I’ve been planning my self-care staycation for months.
After celebrating Christmas with my husband, 2-year-old son and 3-year-old daughter, I’ll spend two to three days doing things for, and by, myself. I’ve told myself that on these days, I’ll drop the kids off at daycare and then indulge in the activities that I never have time for as a working mom.
I’ll get a massage — the full-body, one-hour kind. I’ll get a manicure and pedicure and then go to a yoga class. I’ll bake sugar cookies and chocolate chip muffins for my kiddos. I’ll read my way through the aspirational tower of books on my nightstand. I’ll write, because uninterrupted time to put pen to paper is rare these days.
As I think about the possibilities, guilt shows up like it usually does, totally uninvited.

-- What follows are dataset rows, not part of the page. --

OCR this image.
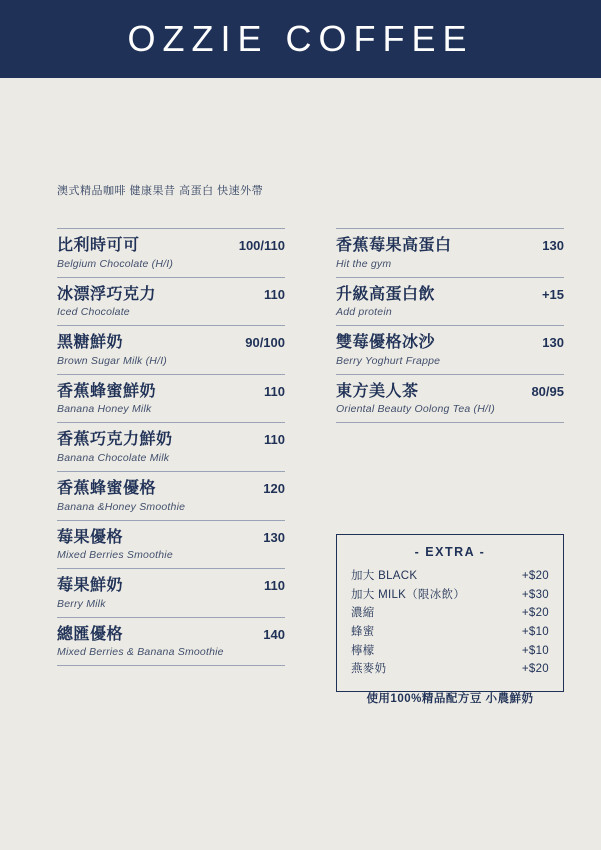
OZZIE COFFEE
澳式精品咖啡 健康果昔 高蛋白 快速外帶
比利時可可	100/110
Belgium Chocolate (H/I)
冰漂浮巧克力	110
Iced Chocolate
黑糖鮮奶	90/100
Brown Sugar Milk (H/I)
香蕉蜂蜜鮮奶	110
Banana Honey Milk
香蕉巧克力鮮奶	110
Banana Chocolate Milk
香蕉蜂蜜優格	120
Banana &Honey Smoothie
莓果優格	130
Mixed Berries Smoothie
莓果鮮奶	110
Berry Milk
總匯優格	140
Mixed Berries & Banana Smoothie
香蕉莓果高蛋白	130
Hit the gym
升級高蛋白飲	+15
Add protein
雙莓優格冰沙	130
Berry Yoghurt Frappe
東方美人茶	80/95
Oriental Beauty Oolong Tea (H/I)
- EXTRA -
加大 BLACK	+$20
加大 MILK（限冰飲）	+$30
濃縮	+$20
蜂蜜	+$10
檸檬	+$10
燕麥奶	+$20
使用100%精品配方豆 小農鮮奶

You don’t have time for all this stuff. It’ll be expensive and self-indulgent. Besides, you don’t get to see the kids much during the week, so you should savor every minute with them and keep them home every single day of your vacation. If you don’t, you’ll regret it when you go back to work.

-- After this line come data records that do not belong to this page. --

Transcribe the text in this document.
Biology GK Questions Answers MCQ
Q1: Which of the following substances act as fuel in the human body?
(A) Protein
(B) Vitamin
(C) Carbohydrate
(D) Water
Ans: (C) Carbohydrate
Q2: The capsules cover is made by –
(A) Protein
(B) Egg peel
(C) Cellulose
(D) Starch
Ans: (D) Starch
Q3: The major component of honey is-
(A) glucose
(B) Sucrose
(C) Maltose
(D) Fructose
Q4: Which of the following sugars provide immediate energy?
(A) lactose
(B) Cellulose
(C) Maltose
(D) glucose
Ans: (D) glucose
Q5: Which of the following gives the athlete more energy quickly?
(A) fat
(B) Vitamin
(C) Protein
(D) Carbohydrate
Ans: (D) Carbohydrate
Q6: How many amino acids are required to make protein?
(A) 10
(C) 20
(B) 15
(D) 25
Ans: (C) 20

And then the inevitable mental load comes knocking.
You start to think about the fact that your kids’ bathtub needs to be scrubbed, and your daughter is about to outgrow all her shoes, and your son could really use a haircut, and the playroom has been in disarray for weeks so you should probably organize it as soon as humanly possible.

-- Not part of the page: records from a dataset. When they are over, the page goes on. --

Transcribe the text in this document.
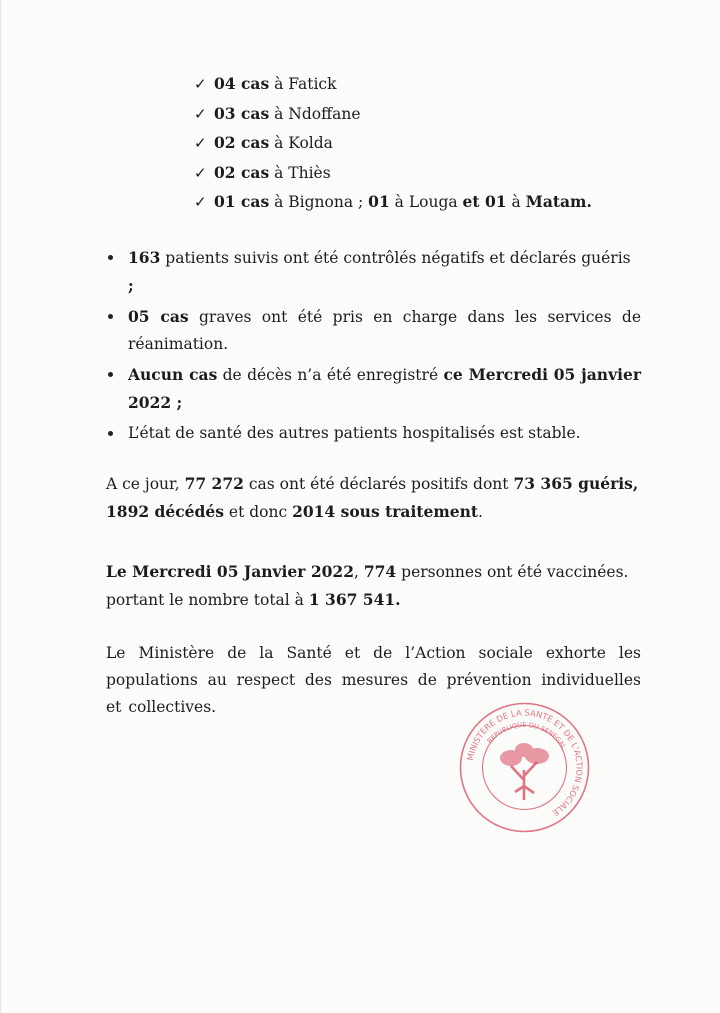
✓ 04 cas à Fatick
✓ 03 cas à Ndoffane
✓ 02 cas à Kolda
✓ 02 cas à Thiès
✓ 01 cas à Bignona ; 01 à Louga et 01 à Matam.
163 patients suivis ont été contrôlés négatifs et déclarés guéris ;
05 cas graves ont été pris en charge dans les services de réanimation.
Aucun cas de décès n’a été enregistré ce Mercredi 05 janvier 2022 ;
L’état de santé des autres patients hospitalisés est stable.

A ce jour, 77 272 cas ont été déclarés positifs dont 73 365 guéris, 1892 décédés et donc 2014 sous traitement.

Le Mercredi 05 Janvier 2022, 774 personnes ont été vaccinées. portant le nombre total à 1 367 541.

Le Ministère de la Santé et de l’Action sociale exhorte les populations au respect des mesures de prévention individuelles et collectives.

MINISTERE DE LA SANTE ET DE L'ACTION SOCIALE
REPUBLIQUE DU SENEGAL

And you’ll tell yourself: When I have time off, I’ll do all these things. And then, if I have time, I’ll squeeze in some self-care.
The pursuit of wellness becomes one more task on an ever-growing list. These tasks start to fill crevices of time, and the crevices become caverns. The night before you go back to work, you’re left with a neck cramp, a two-month-old pedicure, and an untouched baking pan, wondering where all that precious time off went. You justify it by telling yourself that selflessness is better than self-care because, let’s face it, who has time to care for themselves?
The $4.2 trillion wellness industry is so prevalent and pervasive that self-care has become something that one needs to aspire to, as if we can only care for ourselves by setting aside large chunks of time and spending lots of money.
Sometimes we pursue the idea of self-care with so much vigor that it becomes exhausting just thinking about it. For moms, the accompanying guilt and mental load add to the fatigue.
We give of ourselves so much that we can lose ourselves along the way.
We mother our children so hard that we forget to mother ourselves. We become deafened by the din of the mental load that we stop listening to our bodies. It becomes harder to eat when we’re hungry and stop when we’re full, to rest when we’re tired, to take our time.
That expression — take your time — has become increasingly calming to me as a working mom. It’s permission to slow down, to seek a respite from rushed daycare drop-offs and looming work deadlines. It’s a more manageable way of looking at self-care.
Self-care doesn’t have to be complicated.
It can be as simple as taking your time, or taking your time off, or taking back your time. However you phrase it, self-care is ultimately about how you choose to spend your time.
Self-care can mean an hour-long massage, but it can also mean doing some shoulder shrugs to loosen up after a long work day. It can mean hiring a housecleaner, if you have the means to do so, instead of doing it all yourself. It can mean taking a nap on one of your rare vacation days, or better yet, getting seven hours of sleep a night. (Just the thought of getting more than six hours of sleep a night makes me giddy.)
Behavioral scientist Ashley Whillans encourages people to “seek small shifts around the margins.” Her research has found that people don’t engage in enough self-care because they feel guilty doing so. They think their own self-care places a burden on others, so instead of sharing their workload with others, they take on all the responsibility themselves.
“We have been so ingrained that we need to be the perfect parent, the perfect spouse, the perfect employee, that even though we’re going to the market economy with our hard-earned money and having solutions to some of these daily hassles, we don’t actually follow through,” Whillans said on a recent Women at Work podcast. “We’re always constantly monitoring and thinking about … the extent to which we’re burdening other people.”
Delegation, she says, is a critical component of self-care. The more we can delegate tasks at home and work, the more we can take the burden off ourselves and empower other people to help.
It seems the greatest gift that we can give ourselves as moms this holiday season is something more than a manicure and a massage; it’s the act of giving ourselves ongoing permission to engage in self-care, to ask for help and lessen our load.
The load for moms will never be light, but it doesn’t have to be quite so heavy.